Raymond’s video will feature in this year’s Mayor of Neath Port Talbot’s Remembrance Concert at the Great Hall in Swansea University’s Bay Campus on Saturday, November 1st, 2025. It will also be published on Neath Port Talbot Council’s Military Heritage website pages.
At the start of the conflict, Raymond trained in Aldershot and joined the Royal Army Medical Corps which would see him working as a medic on giant troop ships carrying up to 3,000 men.
On some of his many voyages from Liverpool to the Far East, the Middle East, India and Japan, his passengers included soldiers released from notorious Japanese Prisoner-of-War Camps.
Speaking from his home in Baglan where he lives with his wife Abigail, he recalled: “They were emaciated…I don’t think they’d had a decent meal in three or four years.”
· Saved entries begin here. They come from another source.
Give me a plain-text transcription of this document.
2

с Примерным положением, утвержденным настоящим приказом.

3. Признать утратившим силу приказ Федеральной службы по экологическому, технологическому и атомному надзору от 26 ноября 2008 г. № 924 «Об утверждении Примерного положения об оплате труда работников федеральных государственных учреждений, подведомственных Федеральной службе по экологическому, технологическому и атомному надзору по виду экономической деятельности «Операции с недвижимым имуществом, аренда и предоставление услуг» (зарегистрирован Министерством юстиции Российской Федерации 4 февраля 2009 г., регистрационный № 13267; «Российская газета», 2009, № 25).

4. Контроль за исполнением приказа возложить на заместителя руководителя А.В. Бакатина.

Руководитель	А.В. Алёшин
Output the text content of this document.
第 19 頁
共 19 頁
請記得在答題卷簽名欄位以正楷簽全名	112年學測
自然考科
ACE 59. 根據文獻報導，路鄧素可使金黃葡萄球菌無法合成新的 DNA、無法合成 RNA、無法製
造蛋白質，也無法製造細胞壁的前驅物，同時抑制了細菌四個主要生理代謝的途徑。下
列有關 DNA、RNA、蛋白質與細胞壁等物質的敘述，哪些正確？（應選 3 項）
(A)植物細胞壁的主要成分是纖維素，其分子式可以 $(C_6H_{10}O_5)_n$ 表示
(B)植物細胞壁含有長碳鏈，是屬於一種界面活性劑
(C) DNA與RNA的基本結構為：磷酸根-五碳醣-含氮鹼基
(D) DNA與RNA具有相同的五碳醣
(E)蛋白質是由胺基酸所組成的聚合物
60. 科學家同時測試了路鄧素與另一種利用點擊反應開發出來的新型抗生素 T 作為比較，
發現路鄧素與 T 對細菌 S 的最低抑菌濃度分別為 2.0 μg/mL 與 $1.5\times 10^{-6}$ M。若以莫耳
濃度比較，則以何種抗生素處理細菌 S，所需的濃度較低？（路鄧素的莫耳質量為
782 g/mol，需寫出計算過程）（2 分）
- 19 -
Raymond said the released troops began their recovery on the ships taking them home with the Royal Army Medical Corps providing as much help and support as they could - including breakfasts of porridge and squares of bread with a large dollop of jam “from a whopping great tin”.
On one occasion, his ship called at Nagasaki, which along with Hiroshima, had been hit with Atom Bombs in August 1945.
Raymond said his ship had great difficulty docking in Nagasaki as the port was “full of twisted metal”.
After another long voyage from the UK his ship called at Hiroshima with Raymond noting that even though this was several months after the dropping of the atom bomb “people were still walking around in bandages”.
He said: ”In Hiroshima 70,000 were killed straight off with another 70,000 or 75,000 being killed in Nagasaki. Many of them had catastrophic burns.”
While in Hiroshima Raymond bought a number of mementos including two kimonos, a German camera and a Japanese tea set – he still has the tea set in his home in Baglan.
At the end of the war Raymond attended a demobilisation centre where he said: “We got a little suit, a pair of shoes and off we went with forty-eight quid.”